Datasets

Data within mlipx is always represented as a list of ASE atoms objects. There are various ways to provide this data to the workflow, depending on your requirements.

Local Data Files

The simplest way to use data in the workflow is by providing a local data file, such as a trajectory file.

(.venv) $ cp /path/to/data.xyz .
(.venv) $ dvc add data.xyz
Local data file (main.py)
import zntrack
import mlipx

DATAPATH = "data.xyz"

project = mlipx.Project()

with project.group("initialize"):
   data = mlipx.LoadDataFile(path=DATAPATH)

Remote Data Files

Since mlipx integrates with DVC, it can easily handle data from remote locations.

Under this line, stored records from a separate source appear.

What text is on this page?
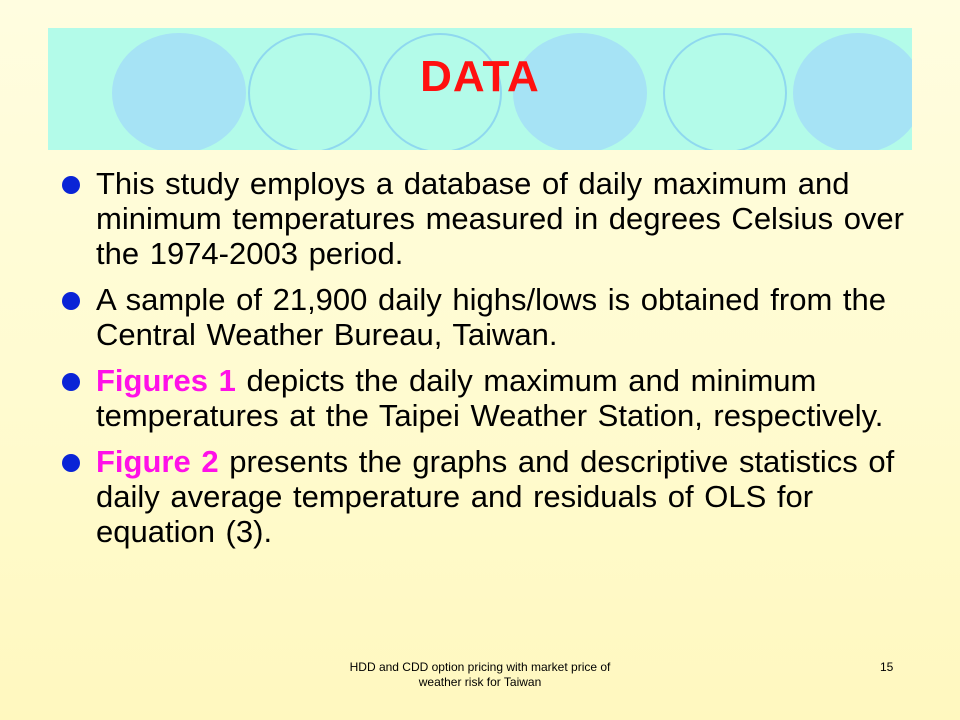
DATA
This study employs a database of daily maximum and minimum temperatures measured in degrees Celsius over the 1974-2003 period.
A sample of 21,900 daily highs/lows is obtained from the Central Weather Bureau, Taiwan.
Figures 1 depicts the daily maximum and minimum temperatures at the Taipei Weather Station, respectively.
Figure 2 presents the graphs and descriptive statistics of daily average temperature and residuals of OLS for equation (3).
HDD and CDD option pricing with market price of weather risk for Taiwan
15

You can manually import a remote file:

(.venv) $ dvc import-url https://url/to/your/data.xyz data.xyz

Alternatively, you can use the zntrack interface for automated management. This allows evaluation of datasets such as mptraj and supports filtering to select relevant configurations. For example, the following code selects all structures containing F and B atoms.

Importing online resources (main.py)
import zntrack
import mlipx

mptraj = zntrack.add(
   url="https://github.com/ACEsuit/mace-mp/releases/download/mace_mp_0b/mp_traj_combined.xyz",
   path="mptraj.xyz",
)

project = mlipx.Project()

with project:
   raw_data = mlipx.LoadDataFile(path=mptraj)
   data = mlipx.FilterAtoms(data=raw_data.frames, elements=["B", "F"])

Materials Project

You can also search and retrieve structures from the Materials Project.

Querying Materials Project (main.py)
import mlipx

project = mlipx.Project()

with project.group("initialize"):
   data = mlipx.MPRester(search_kwargs={"material_ids": ["mp-1143"]})

Note

To use the Materials Project, you need an API key. Set the environment variable MP_API_KEY to your API key.

Generating Data

Another approach is generating data dynamically. In mlipx, you can build molecules or simulation boxes from SMILES strings. For instance, the following code generates a simulation box containing 10 ethanol molecules:

Using SMILES (main.py)
import mlipx

project = mlipx.Project()

with project.group("initialize"):
   confs = mlipx.Smiles2Conformers(smiles="CCO", num_confs=10)
   data = mlipx.BuildBox(data=[confs.frames], counts=[10], density=789)

Note

The BuildBox node requires Packmol and rdkit2ase. If you do not need a simulation box, you can use confs.frames directly.